Dr Godwin Uyi Ojo, Executive Director, Environmental Rights Action/Friends of the Earth Nigeria (ERA/FoEN), says at the public presentation of a book titled “Nigeria Beyond Oil – Pathway to a Post-petroleum Economy” in Lagos on Tuesday, December 6, 2016 that Nigeria should look beyond oil not only to diversify its economy in the face of dwindling global demand for the product, but also to save the environment
Why are we talking about a post-petroleum Nigeria at this time? The answer is simple but also very complex.
It is no longer news that our nation is passing through very hard times. The failure of successive administrations to save for the rainy day, slide in international oil prices from over $100 to less than $40 per barrel, bombing of oil pipelines across the Niger Delta, among others, have pushed us into the recession we now find ourselves in.
But this development did not come without warning. While Nigeria basked in the euphoria of being Africa’s largest oil producer and the sixth largest oil producing country in the world, experts warned that the era of cheap oil would soon end. The International Energy Agency (IAE) had warned of late that global oil demand would slow from a five year high of 1.8 mbpd in 2015 to 1.2 mbpd in 2016 with grave impacts on investments in oil exploration and production.
The slump in oil prices led to a sharp drop in Nigeria’s foreign reserves from $36.5 billion in 2014 to $28.7 billion in December 2015 and less than $27 billion in January 2016. A gloomy picture is painted for the end of 2016. Within this period, capital and recurrent expenditure has also dipped to the point where states can no longer meet salary obligations. Even a N359.4 billion bail-out from the federal government in 2015 to help the states meet their obligation has not tipped the situation.
Evidently, Nigeria is now at cross roads. Oil dependency has not helped the nation but has only fueled conflict, corruption, pollution, and wastage while contributing to climate change and the destruction of lives and rural livelihoods. It is now a painful lesson that a whopping $1 billion will be required for the initial take off of the clean-up of Ogoni according to the UNEP assessment report and recommendations. Since 2011 when the Federal Government accepted the report, not a drop of oil has been cleaned up. The sum of $100 billion initial take-off grant is required for the clean-up of the entire Niger Delta. In spite of the huge oil revenue, poor infrastructural development, gap of inequalities and social disparity is on the rise in Nigeria being one of the highest in the world.
The Book: Nigeria Beyond Oil
The book therefore responds to the question of what development pathway we should follow to get the nation out of the woods. It seeks to align national development goal to the global shift from fossil fuel dependence to cleaner and efficient fuels such as solar and wind energy that abounds in Nigeria.
It also reiterates ERA/FoEN position of economic decarbonisation by 2050: Let’s leave oil in the soil and plan the economy as if oil resources are already exhausted. Let’s transit from oil dependency to safe and decentralised renewable alternatives of community controlled energy systems such that communities are co-producers and suppliers as well as beneficiaries from renewable energy investment in mini-grids and non-grid systems.
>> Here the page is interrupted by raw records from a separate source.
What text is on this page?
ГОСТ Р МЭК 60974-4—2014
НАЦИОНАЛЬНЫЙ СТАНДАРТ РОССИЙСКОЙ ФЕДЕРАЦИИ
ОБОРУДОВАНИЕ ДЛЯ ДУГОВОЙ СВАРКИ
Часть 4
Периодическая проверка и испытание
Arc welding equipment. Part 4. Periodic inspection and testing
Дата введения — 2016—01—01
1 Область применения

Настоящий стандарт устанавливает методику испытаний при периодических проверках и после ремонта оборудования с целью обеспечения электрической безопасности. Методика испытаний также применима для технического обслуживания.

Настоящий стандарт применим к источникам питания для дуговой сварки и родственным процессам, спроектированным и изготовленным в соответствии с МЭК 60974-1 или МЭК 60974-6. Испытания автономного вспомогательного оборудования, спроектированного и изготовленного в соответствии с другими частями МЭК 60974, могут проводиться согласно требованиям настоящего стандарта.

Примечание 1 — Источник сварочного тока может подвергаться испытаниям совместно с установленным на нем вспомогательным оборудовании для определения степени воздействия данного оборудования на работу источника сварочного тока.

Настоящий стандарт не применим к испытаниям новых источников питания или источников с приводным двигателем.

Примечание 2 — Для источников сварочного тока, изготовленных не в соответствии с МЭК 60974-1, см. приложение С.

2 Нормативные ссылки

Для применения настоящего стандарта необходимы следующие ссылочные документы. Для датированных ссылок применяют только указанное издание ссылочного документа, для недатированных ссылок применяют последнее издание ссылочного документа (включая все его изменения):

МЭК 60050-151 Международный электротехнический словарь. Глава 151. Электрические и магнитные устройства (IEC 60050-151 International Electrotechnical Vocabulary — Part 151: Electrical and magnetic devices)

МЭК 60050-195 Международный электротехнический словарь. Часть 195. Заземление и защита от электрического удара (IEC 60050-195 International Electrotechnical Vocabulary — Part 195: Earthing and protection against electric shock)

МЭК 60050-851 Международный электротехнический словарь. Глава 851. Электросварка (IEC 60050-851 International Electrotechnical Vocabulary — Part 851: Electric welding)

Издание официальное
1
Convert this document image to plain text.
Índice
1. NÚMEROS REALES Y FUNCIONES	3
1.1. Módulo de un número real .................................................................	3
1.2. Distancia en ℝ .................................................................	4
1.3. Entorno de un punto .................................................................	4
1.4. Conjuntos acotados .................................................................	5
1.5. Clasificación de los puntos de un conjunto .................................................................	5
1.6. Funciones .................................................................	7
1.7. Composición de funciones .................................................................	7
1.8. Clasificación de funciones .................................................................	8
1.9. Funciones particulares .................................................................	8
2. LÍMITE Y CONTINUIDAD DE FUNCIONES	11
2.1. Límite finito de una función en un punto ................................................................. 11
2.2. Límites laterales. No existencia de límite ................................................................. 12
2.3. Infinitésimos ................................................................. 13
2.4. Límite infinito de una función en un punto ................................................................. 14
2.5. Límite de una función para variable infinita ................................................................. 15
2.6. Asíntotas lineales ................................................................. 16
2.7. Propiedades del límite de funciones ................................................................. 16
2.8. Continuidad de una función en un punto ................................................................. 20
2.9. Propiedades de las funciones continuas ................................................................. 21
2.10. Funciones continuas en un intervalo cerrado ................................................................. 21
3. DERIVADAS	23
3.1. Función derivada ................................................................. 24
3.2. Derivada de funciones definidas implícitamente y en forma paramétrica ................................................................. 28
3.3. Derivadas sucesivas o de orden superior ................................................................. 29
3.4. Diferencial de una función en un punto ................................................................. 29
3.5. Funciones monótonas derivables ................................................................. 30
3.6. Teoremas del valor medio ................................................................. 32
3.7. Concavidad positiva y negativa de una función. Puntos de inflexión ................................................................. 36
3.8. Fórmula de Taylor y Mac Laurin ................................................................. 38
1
For this change to occur, the book make the case for funding divestment from oil exploration and development and the removal of loans, grants and subsidies to be invested in renewable energy development and infrastructure that should attract zero tariff. It also advances legislative backing to increase Nigeria’s energy mix and revenue from non-oil revenue sources. It draws attention to the issues of natural resource governance, its inclusiveness and sustainability and the need for policy and institutional change to support an energy transition from oil dependency to alternatives in renewable sources.
It promotes the cause of sustainable management and conservation of resources including the rights of nature and citizen’s rights to protect it, right to safe, healthy environment, protection of forested landscapes and livelihoods, enforcement of extant laws for environmental crimes, and transparency and accountability issues. In particular, agricultural development should not be to promote large scale agro-business and land grabbing but to support local small scale farmers facing displacement and equip them with post-harvest infrastructure for the added value to stem food deficits and supply from areas of surplus to areas of needs.
The recommendations in this book will assist policy makers in re-framing resource governance in Nigeria and build policy frameworks for post-oil Nigeria. Let’s protect the environment. The environment is our life.